For those of you who haven't walked through this particular area, let me tell you that it, perhaps more than any other neighborhood in NYC, is just alive. With people and languages, shouts and music, kids on mountain bikes and older couples walking hand in cane-holding hand. The beat of this party of the city is just always thumping, even if it's at lower decibels, something just moves you, body mind and soul when you're there. It's an incredible place to walk through at night. The haunting lanterns of an empty central park topped off the evening quite picturesquely, like globe lit breadcrumbs guiding our way to the lumbering subway that would bring us home.

I remembered that C.J., earlier in the evening, had noted to me that not a lot of people actually came and chatted with the people working in the store. I wondered if this had to do with the nature of the project, with the focus on the site rather than the people, your own key gives you your own access and apart from the sites with tours, you don't really need to rely on anyone else. It could also, however, be due to the inherent nature of groups and partners and, well, relationships. When you're in one, or with one, may it be two friends or a date or a lifelong partner, you don't necessarily look for those other interactions quite so much. Sometimes I even feel this way with my friends in new (or old) partnerships, that our friendship somehow becomes not quite so shiny once they have that love in their life. I'm not sure if it's that they need a friend less, or they are just so into the admiration and excitement of love, but it definitely is there and I often feel it.

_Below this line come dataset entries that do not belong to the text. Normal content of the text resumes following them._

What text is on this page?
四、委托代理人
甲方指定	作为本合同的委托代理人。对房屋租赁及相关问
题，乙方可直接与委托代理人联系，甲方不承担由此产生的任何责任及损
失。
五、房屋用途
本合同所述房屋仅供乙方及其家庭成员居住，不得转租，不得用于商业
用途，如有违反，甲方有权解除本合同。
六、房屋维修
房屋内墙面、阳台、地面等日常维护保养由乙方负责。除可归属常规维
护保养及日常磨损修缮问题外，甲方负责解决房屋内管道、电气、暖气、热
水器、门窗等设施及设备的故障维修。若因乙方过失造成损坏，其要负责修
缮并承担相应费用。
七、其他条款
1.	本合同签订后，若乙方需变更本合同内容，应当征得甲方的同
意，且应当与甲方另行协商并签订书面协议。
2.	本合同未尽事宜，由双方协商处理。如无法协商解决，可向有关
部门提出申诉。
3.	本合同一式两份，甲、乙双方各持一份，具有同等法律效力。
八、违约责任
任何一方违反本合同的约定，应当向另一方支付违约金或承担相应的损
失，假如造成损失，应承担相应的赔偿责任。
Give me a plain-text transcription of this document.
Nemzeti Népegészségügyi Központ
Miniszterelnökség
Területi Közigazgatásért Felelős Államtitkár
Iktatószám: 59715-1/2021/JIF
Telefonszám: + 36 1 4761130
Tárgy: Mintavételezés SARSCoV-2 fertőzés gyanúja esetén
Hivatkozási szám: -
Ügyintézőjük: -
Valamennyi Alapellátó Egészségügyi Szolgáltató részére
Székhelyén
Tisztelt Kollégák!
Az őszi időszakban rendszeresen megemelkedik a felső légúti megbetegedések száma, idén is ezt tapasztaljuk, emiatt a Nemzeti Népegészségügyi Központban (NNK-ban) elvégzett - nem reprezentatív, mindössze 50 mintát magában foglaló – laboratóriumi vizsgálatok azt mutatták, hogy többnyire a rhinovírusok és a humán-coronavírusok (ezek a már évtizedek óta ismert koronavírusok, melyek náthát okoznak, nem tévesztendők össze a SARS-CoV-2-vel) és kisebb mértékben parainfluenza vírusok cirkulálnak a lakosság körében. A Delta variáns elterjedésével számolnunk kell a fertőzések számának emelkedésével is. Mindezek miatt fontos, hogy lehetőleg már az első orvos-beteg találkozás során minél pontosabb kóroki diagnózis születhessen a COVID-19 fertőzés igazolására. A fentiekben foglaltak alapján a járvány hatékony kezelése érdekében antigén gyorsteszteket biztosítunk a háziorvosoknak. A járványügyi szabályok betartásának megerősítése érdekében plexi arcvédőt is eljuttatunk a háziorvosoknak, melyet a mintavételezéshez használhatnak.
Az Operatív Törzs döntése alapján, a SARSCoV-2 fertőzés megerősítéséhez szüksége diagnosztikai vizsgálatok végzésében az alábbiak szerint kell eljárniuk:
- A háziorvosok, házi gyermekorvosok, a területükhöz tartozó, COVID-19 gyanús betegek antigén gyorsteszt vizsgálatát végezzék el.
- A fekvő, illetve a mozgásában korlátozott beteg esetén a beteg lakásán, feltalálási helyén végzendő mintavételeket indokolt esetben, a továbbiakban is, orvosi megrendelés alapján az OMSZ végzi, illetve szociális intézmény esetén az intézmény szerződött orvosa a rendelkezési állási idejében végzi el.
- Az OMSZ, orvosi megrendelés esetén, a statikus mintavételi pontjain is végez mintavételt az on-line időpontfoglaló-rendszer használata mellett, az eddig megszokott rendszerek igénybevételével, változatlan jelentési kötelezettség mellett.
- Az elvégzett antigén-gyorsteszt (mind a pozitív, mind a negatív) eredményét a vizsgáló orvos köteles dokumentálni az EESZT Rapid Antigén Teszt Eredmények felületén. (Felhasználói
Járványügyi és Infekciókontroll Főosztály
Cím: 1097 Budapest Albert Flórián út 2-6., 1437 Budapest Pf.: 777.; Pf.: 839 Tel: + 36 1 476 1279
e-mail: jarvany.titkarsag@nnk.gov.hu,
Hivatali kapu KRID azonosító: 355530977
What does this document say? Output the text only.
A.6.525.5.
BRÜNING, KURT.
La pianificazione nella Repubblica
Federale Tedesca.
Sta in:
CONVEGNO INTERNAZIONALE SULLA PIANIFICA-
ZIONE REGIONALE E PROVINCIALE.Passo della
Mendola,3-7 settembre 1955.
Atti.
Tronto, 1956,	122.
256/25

The date was fun with Don but, I've got to say, it was kind of nice having the first bit to myself, so my eyes were wide open to see everything possible around me.  And the fried chicken and waffles tasted just as yummy as I sat and ate them alone on my stoop the next morning,

But, you know, if that cute guy who just walked his dog by  as I sit writing this on my stoop happens to come back and ask me out to dinner in the village, who would I be to turn him down?

Enjoying it, either way,



  1. What an interesting end to the summer! I'm surprised people in other cities haven't copied this idea, or a guy try the same thing. Very well done!

  2. I agree! I think you'll be starting a trend here!